YOUR AD HERE »

Aspen Area Community Plan critics out for themselves

Dear Editor:

The Aspen Business Luncheon concerning the Aspen Area Community Plan appropriately should have been held in a dining car as it was just a railroad job.

It was understandable that the tone was to protect one’s personal financial interest rather than considering the overall community needs and values.



It was like a typical Rovian tactic of distorted facts to promote fear.

The conclusion I drew was that it was the purposes of many to turn a vision plan, a guide to our future, into their personal business plan directed at their bottom line.




What was never mentioned is that Aspen is a bowl surrounded by public land and therefore we cannot expand laterally. Therefore we must consider growth management because we have reached and sometimes exceeded our carrying capacity:

• To protect our air, we had to restrict our wood burning fireplaces.

• To protect our potable water, one summer we had volunteer rationing.

• We have exceeded the capacity of Highway 82 and have a big traffic jam.

• Because of development, we’re spending to control our storm water.

• Our landfill is getting filled.

• Our sanitary sewer plant may not have the needed capacity for growth.

• Our fish could be at risk.

More projects need more employees; this means more housing or more traffic into town. More housing strains our carrying capacity. More traffic requires more traffic control, creates more air pollution, and longer waits. More projects increase the need for even more people to service them. A snowballing effect.

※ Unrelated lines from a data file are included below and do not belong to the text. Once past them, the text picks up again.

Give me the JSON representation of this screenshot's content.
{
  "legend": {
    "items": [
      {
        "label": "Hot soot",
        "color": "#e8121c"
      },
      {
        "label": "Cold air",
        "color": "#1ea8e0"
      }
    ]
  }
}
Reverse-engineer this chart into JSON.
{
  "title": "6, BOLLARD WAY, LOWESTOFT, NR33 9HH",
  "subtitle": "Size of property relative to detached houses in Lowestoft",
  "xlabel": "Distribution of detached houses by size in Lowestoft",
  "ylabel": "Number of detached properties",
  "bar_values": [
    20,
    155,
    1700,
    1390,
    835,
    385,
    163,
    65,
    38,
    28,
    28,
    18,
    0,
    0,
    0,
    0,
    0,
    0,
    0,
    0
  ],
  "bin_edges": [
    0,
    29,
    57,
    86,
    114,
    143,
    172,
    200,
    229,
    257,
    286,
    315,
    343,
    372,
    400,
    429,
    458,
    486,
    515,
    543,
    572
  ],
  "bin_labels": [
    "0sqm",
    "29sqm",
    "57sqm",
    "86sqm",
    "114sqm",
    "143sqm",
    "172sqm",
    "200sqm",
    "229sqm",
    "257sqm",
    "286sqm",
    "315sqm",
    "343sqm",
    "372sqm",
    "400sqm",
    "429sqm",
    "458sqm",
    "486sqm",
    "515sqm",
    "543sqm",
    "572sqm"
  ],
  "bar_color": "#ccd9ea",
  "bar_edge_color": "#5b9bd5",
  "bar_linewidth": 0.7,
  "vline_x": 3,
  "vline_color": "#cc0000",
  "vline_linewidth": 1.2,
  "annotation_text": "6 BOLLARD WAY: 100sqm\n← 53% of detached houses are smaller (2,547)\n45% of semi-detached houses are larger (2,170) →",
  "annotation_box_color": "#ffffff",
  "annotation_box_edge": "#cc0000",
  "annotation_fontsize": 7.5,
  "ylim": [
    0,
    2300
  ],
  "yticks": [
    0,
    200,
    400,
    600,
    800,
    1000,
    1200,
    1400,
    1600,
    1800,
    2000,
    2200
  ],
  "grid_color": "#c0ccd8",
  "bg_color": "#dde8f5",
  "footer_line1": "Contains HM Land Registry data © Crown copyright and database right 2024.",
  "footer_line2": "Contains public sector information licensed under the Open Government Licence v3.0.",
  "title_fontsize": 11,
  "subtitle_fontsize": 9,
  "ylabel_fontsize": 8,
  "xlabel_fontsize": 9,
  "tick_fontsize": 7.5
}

Because of these constraints, we must have growth management. The AACP addresses this problem. To be a sustainable community it must be more difficult to build new things that will jeopardize our way of life and the carrying capacity. New capacity needed to deal with excessive growth (development) will be undesirable and very expensive. Why should the tax base be burdened to pay for expanding our infrastructure to accommodate a developer? The developers that strain our carrying capacity must be required to mitigate their own impacts.

This is what the AACP addresses.

Remember: When Tom Peirce ran for office, his slogan was: “Making Aspen better, not bigger.” A great legacy.